Need for 'grassroots' reproductive health education
For Gatchalian, keeping girls in school, where they can access information and sexuality education, is the best way to prevent teenage pregnancy.
However, he also emphasized the need for a more grassroots approach to reproductive health education which involves not just schools but barangays and parents as well.
"We need to help young people and their parents through intensified health and education programs," Gatchalian said in Filipino. "Parents need to be capacitated in terms of effectively talking to their childlren about sexuality and reproductive health issues."
Proposed legislative interventions
Gatchalian last month filed Senate Bill No. 1985 which seeks to institutionalize in every barangay and municipality the Parent Effective Service Program, meant to help parents and parent substitutes "enhance their knowledge, skills, and attitude in parenting."

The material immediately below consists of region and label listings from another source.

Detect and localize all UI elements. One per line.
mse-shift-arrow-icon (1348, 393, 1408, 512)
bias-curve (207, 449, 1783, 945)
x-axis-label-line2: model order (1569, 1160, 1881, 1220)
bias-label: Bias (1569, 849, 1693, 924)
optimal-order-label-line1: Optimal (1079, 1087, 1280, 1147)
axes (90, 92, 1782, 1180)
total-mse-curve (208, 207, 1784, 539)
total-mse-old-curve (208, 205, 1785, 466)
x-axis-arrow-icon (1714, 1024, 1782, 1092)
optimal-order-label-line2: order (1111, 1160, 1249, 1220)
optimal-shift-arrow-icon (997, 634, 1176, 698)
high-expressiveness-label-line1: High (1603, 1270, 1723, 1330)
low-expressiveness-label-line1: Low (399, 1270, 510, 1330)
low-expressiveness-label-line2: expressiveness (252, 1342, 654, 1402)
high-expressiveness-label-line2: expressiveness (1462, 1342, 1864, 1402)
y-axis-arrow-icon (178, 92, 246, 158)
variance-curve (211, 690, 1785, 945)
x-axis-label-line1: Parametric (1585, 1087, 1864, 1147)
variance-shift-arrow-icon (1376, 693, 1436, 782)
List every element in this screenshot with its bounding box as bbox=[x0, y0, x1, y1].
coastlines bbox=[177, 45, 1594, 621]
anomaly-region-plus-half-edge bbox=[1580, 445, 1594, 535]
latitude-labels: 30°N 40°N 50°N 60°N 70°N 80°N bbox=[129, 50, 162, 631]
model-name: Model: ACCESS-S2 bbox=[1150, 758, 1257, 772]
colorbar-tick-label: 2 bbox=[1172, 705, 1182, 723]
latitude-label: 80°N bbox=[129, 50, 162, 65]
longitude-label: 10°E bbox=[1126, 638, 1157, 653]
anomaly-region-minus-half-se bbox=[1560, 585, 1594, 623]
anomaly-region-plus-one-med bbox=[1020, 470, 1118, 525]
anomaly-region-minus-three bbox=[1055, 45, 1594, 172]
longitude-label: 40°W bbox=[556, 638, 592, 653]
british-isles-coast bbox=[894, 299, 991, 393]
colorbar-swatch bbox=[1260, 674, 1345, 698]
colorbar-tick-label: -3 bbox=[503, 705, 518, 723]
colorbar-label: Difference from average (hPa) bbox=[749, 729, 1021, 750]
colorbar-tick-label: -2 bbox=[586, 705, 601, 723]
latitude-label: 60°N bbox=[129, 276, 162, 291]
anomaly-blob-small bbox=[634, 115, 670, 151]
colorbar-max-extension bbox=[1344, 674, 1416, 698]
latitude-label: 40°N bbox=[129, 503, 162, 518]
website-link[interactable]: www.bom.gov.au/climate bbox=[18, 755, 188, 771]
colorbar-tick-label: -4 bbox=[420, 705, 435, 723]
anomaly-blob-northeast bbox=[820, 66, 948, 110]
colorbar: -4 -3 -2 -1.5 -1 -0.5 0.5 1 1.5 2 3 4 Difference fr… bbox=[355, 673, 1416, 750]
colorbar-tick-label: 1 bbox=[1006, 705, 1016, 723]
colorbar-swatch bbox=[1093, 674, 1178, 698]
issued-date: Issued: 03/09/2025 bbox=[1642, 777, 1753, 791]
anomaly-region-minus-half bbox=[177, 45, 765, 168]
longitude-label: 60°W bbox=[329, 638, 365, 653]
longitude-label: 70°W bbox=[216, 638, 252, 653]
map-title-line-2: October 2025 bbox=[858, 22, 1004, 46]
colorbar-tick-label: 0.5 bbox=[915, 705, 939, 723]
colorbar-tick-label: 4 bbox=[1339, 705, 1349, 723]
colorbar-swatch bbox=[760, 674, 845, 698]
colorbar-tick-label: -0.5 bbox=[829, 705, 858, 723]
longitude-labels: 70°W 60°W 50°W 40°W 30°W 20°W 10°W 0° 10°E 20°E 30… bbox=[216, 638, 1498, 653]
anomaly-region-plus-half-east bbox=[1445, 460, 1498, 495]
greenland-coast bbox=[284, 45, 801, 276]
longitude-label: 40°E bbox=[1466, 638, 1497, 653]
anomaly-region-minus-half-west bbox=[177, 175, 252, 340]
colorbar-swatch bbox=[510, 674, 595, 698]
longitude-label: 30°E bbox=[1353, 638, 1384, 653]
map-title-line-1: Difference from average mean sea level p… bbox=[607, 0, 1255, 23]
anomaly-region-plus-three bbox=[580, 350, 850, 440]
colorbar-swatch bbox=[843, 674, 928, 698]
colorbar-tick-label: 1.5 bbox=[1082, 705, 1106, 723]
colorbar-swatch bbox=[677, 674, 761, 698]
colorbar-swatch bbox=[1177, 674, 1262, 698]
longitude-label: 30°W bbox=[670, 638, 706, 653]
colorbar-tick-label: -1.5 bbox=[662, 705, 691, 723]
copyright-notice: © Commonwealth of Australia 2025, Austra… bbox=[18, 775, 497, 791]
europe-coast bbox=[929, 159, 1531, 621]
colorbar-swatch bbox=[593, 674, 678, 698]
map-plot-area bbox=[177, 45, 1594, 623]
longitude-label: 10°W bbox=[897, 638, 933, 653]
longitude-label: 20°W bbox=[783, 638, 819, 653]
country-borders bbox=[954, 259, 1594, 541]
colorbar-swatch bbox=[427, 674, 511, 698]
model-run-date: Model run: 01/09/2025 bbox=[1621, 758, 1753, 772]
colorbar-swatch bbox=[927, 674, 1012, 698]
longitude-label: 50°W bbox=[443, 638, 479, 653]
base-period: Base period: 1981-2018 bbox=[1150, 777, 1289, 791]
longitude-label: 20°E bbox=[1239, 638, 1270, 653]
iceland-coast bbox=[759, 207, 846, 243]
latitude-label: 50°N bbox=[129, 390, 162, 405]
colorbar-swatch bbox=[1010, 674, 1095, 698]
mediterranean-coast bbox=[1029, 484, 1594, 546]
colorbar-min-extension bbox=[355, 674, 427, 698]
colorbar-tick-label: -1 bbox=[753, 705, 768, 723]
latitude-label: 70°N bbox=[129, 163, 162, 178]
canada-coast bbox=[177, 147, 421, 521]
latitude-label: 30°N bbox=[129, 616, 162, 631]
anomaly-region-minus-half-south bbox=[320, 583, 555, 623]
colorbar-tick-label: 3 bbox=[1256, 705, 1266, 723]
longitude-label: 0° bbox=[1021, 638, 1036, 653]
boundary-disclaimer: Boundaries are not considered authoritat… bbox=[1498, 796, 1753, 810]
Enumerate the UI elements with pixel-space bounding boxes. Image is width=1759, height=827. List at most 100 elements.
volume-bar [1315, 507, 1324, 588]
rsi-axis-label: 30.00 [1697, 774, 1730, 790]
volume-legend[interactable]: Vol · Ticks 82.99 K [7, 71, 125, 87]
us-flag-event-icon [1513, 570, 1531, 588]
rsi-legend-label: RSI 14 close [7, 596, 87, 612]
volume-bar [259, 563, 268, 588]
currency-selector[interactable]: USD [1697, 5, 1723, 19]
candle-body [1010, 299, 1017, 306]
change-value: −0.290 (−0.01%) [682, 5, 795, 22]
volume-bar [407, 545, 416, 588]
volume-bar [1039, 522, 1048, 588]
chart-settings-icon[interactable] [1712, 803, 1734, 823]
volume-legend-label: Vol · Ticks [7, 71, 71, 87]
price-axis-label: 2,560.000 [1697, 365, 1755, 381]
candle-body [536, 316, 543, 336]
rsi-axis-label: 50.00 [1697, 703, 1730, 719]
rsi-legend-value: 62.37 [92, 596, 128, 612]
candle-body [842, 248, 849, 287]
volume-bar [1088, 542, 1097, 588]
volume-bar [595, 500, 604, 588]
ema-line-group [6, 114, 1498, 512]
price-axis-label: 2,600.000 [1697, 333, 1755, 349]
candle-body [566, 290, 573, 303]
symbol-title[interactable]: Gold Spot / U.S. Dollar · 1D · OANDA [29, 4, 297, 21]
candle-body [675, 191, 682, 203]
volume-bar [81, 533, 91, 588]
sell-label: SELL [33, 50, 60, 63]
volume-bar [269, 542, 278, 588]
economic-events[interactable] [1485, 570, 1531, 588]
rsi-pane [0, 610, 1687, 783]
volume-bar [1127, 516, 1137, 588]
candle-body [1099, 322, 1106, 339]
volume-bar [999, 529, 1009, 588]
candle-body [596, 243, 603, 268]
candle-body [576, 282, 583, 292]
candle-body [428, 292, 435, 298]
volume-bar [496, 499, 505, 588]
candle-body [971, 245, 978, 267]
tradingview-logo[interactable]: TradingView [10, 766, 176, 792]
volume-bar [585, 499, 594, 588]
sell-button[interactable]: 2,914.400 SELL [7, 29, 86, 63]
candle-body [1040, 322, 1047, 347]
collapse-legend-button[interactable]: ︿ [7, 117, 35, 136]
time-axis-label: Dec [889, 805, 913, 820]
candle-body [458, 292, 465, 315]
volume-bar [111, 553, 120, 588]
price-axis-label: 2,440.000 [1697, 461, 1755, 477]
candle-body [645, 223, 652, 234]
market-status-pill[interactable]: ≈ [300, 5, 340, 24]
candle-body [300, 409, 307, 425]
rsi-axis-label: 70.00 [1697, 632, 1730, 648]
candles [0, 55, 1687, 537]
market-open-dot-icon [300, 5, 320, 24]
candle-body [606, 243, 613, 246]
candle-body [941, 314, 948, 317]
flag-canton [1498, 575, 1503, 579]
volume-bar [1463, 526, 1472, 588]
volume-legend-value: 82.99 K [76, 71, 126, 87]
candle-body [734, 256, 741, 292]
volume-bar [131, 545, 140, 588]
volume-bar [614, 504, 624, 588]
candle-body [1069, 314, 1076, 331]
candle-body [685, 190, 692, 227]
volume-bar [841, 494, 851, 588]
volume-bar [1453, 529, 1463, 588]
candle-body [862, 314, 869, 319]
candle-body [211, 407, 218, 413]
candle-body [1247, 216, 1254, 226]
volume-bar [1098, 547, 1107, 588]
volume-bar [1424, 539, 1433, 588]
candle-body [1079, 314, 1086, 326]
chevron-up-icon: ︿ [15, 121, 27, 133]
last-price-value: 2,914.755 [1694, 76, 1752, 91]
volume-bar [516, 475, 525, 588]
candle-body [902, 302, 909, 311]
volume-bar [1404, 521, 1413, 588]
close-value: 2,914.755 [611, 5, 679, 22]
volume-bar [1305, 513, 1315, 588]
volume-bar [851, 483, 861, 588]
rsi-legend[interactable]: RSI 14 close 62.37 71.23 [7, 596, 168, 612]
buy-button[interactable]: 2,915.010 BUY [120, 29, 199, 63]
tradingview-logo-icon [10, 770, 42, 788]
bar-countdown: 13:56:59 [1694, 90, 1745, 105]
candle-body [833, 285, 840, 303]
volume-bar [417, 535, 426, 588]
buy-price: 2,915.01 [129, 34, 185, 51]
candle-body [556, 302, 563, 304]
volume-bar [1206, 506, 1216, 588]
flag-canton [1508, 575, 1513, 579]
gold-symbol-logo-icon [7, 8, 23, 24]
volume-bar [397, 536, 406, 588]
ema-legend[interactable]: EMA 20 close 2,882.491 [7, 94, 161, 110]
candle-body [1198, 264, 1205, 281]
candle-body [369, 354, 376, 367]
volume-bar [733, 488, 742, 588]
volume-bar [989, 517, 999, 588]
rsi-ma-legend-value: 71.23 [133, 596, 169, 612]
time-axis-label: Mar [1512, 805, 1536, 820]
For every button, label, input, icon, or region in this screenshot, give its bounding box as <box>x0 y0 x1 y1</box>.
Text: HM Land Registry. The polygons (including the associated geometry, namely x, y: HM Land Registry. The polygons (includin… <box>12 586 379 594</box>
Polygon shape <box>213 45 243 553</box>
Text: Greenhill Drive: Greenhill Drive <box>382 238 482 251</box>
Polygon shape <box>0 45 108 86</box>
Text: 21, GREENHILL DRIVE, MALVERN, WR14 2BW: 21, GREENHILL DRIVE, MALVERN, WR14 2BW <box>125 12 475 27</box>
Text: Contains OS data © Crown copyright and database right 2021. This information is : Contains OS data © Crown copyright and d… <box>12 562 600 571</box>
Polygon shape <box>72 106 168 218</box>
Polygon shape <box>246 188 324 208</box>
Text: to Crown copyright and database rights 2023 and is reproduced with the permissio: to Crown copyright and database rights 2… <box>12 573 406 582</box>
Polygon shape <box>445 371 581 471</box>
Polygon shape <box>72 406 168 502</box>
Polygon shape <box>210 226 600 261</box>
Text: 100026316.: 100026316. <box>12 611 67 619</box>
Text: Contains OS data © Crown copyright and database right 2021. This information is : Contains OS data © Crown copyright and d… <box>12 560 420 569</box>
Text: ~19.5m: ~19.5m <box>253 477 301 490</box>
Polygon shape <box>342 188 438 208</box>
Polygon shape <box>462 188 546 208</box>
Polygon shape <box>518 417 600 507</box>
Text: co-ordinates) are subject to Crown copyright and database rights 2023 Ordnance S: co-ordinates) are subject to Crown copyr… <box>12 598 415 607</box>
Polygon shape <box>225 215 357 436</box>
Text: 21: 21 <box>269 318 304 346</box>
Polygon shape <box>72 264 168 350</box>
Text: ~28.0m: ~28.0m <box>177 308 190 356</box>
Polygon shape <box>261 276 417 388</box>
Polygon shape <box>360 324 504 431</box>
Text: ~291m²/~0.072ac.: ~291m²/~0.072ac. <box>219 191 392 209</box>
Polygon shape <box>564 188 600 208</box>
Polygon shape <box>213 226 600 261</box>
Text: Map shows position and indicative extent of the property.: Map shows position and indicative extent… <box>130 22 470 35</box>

Meanwhile, Sen. Risa Hontiveros earlier this week renewed her call for the passage of Senate Bill No. 161, which she filed in July 2019, seeking to institutionalize social protection for teenage parents.
In the lower house, Rep. Lawrence Fortun (Agusan del Norte) said he and other lawmakers filed House Bill No. 5679 "that seeks to educate adolescents on sexual and reproductive health."
Fortun told ANC's "Dateline" on Friday afternoon that the proposed measure also seeks to "afford [adolescents] access to comprehensive reproductive health programs and services."
The lawmaker added that this would be achieved "through the institutionalization of a program of action and investment plan to be implemented a national council that spearheads and coordinates the program of action and investment plan from the national level down to the grass roots."